Cherry, Pear-y Cranberry Compote
Is this the year you'll make homemade cranberry sauce? If so, you can't go wrong with this Cherry, Pear-y Cranberry Compote. It's cranberry sauce...but oh so much better.
Ever since my sister made this cranberry compote for Thanksgiving one year, I've never gone back to "regular" cranberry sauce. She had adapted a recipe that originally appeared in Gourmet Magazine that called for quince. Her substitution of pears was brilliant, and after tasting it I was immediately hooked. But of course, after getting her version on paper, I had to fiddle around with it a little. You know, just to make it my own :)
What's different about this cranberry compote?
First off, it's a compote—not exactly a sauce (although I call it that most of the time). A compote is just dried or fresh fruit cooked in a syrup, but it's got bigger chunks of fruit than a sauce does. For this recipe I use both dried and fresh fruit. I kept the pears, because pears are a lovely, yet highly underrated fall fruit and I look for opportunities to use them. And since I'm originally from the mitten state and always have dried Michigan cherries on hand, I tossed in a handful of those. Hence, the cutesy name of Cherry, Pear-y Cranberry Compote. I also used apple cider in place of apple juice. Sometimes I stir in a tiny bit of orange or tangerine zest at the end, but honestly, it doesn't really need it. If you aren't a fan of cinnamon, you could swap in a pinch of ground cloves or even a little pumpkin pie spice (around 1/4 teaspoon would be fine).

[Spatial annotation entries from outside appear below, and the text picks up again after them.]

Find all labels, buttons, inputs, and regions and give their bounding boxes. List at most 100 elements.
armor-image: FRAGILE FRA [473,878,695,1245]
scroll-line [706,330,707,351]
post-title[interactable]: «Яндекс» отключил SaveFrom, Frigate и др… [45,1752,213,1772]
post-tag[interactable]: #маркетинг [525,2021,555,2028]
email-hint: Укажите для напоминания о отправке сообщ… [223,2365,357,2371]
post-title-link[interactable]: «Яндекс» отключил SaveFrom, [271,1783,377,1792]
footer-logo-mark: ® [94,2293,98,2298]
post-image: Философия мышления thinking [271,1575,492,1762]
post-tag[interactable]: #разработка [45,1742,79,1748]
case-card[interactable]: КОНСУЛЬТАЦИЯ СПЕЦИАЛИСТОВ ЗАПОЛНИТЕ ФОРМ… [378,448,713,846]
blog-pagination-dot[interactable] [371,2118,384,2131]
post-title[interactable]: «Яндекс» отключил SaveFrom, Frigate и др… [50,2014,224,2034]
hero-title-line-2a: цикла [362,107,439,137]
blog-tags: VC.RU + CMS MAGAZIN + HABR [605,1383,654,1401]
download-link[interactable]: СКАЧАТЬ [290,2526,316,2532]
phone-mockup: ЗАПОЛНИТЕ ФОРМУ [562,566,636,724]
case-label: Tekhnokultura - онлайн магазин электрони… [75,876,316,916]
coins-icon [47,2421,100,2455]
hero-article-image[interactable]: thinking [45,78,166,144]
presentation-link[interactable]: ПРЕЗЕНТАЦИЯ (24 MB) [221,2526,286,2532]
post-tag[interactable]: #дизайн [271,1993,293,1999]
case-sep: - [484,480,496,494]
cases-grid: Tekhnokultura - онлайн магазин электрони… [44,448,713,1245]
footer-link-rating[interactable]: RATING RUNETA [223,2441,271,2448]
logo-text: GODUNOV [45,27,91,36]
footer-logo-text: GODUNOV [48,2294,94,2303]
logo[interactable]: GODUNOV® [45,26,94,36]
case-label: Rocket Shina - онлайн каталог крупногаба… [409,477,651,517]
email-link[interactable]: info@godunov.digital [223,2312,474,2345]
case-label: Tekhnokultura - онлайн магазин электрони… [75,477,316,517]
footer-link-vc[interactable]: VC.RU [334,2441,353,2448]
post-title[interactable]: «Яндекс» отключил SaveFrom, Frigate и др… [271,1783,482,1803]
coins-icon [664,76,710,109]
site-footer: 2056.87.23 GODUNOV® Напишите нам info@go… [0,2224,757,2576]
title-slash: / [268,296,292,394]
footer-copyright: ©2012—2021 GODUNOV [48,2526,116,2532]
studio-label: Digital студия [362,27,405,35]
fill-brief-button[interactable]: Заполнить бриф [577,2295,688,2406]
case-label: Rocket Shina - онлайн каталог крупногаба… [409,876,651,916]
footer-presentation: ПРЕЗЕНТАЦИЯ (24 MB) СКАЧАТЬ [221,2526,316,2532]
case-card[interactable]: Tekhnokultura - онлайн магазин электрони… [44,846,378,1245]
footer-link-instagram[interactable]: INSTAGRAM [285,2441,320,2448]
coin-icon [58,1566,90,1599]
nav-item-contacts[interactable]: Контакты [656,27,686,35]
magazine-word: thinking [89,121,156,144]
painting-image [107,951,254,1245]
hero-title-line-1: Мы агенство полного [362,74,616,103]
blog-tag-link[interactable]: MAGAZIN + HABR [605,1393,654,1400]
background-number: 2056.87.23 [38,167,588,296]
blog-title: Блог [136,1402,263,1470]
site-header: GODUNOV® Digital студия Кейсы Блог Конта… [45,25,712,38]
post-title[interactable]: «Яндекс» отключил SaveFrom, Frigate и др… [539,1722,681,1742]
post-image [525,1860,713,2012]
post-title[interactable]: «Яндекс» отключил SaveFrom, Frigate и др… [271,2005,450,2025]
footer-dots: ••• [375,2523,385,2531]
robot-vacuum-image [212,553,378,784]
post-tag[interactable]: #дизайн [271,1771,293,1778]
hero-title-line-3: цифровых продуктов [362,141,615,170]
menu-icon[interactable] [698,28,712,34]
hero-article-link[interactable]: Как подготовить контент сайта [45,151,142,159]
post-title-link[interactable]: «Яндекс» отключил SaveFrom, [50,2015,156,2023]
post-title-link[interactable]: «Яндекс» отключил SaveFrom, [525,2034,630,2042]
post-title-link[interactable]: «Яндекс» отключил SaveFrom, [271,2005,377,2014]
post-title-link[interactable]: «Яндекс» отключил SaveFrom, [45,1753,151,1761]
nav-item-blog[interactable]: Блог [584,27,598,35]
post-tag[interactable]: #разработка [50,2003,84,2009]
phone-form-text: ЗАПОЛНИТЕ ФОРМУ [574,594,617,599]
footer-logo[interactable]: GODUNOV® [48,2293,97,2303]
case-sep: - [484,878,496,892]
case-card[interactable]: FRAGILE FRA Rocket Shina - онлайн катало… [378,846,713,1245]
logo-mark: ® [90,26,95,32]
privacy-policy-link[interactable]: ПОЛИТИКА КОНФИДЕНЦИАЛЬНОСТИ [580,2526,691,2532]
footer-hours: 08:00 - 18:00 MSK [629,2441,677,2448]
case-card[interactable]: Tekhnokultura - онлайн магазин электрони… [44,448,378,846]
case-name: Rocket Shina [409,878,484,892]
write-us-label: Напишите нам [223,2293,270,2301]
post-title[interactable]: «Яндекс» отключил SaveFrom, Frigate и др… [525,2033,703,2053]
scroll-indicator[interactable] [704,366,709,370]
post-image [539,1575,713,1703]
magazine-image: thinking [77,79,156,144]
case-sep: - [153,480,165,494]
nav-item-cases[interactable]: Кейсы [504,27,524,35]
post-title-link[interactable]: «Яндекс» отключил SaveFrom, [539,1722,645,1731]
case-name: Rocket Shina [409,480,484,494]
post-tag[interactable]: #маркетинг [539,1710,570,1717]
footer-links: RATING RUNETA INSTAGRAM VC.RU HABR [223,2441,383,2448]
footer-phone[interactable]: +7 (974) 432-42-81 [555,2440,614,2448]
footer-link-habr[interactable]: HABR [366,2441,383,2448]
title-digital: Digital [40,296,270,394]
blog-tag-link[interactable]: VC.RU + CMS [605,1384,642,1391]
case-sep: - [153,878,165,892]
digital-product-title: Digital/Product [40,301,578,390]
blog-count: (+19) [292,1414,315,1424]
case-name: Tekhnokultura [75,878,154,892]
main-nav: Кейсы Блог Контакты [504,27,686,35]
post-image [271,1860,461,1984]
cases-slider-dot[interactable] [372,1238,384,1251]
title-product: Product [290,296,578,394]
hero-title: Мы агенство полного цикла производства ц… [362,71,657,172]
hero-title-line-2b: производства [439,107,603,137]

How do you make cranberry sauce?
The ingredients for a standard cranberry sauce are very simple: fresh cranberries, some liquid such as water or juice, and sugar. Then simply cook the mixture on the stove top over medium heat and wait for the cranberries to pop open (this usually takes around 10 minutes). Listen for the popping sound—that's the cranberries popping open, which releases pectin, helping to thicken the sauce. The longer you cook the sauce, the more pectin you'll get from the berries (and the more liquid will evaporate), and the thicker your sauce will become. Spices may be added to jazz up the sauce a bit. The whole process from beginning to end usually takes roughly 20 minutes. This compote takes a longer because you have to peel and cook the pears.
What can I do with leftover cranberry compote?
Well, if you're me, you eat it from the container with a spoon, thanking your lucky stars that your sister introduced you to this recipe way back when (thanks Chrissy!). But of course, you can always eat it the next day at Thanksgiving 2.0. I prefer to spoon it over a generous dollop of cottage cheese—the tartness is a good counterpoint to the rather bland cheese (this makes an excellent breakfast or snack). Extra compote would also make a nice accompaniment to a charcuterie board or cheese and cracker plate (serve it with a small spoon). Finally, consider blending it up into a smoothie, stirring it into your morning oatmeal or layering it with yogurt and granola to make a pretty parfait.
Can I make cranberry sauce ahead of time?
Absolutely—and I recommend it because who needs more to do on Thanksgiving day itself? Plus, prepping it ahead gives the flavors time to meld. Cranberry sauce and this compote keeps well in the refrigerator in a covered container for a good week. Serving it chilled makes for a nice contrast to all the hot food on your holiday plate.
I hope you give this version a try—it's simple and just scrumptious. Happy Thanksgiving to you and yours.
Makes about 12 servings
1 pound fresh pears (don't use super ripe ones; crisp are best)
2 cups apple cider
1/2 cup sugar
1 cinnamon stick
1 12-oz. bag fresh cranberries
1/2 cup dried cherries
1/2 - 1 tsp. orange or tangerine zest (optional)
Peel, core and cut pears into 3/4-inch pieces; set aside.
In a heavy, large saucepan, combine the cider, sugar and cinnamon stick. Bring it to a boil and stir to dissolve sugar.
Add the pears and cook over medium heat until tender (from 10-20 minutes depending on how ripe the pears are).
Add the cranberries and cook, stirring occasionally, until you hear the berries pop and the mixture thickens, about 15 minutes. Remove from heat, stir in the dried cherries and the orange zest, if using.
Remove the cinnamon stick and let the compote cool. Refrigerate until serving.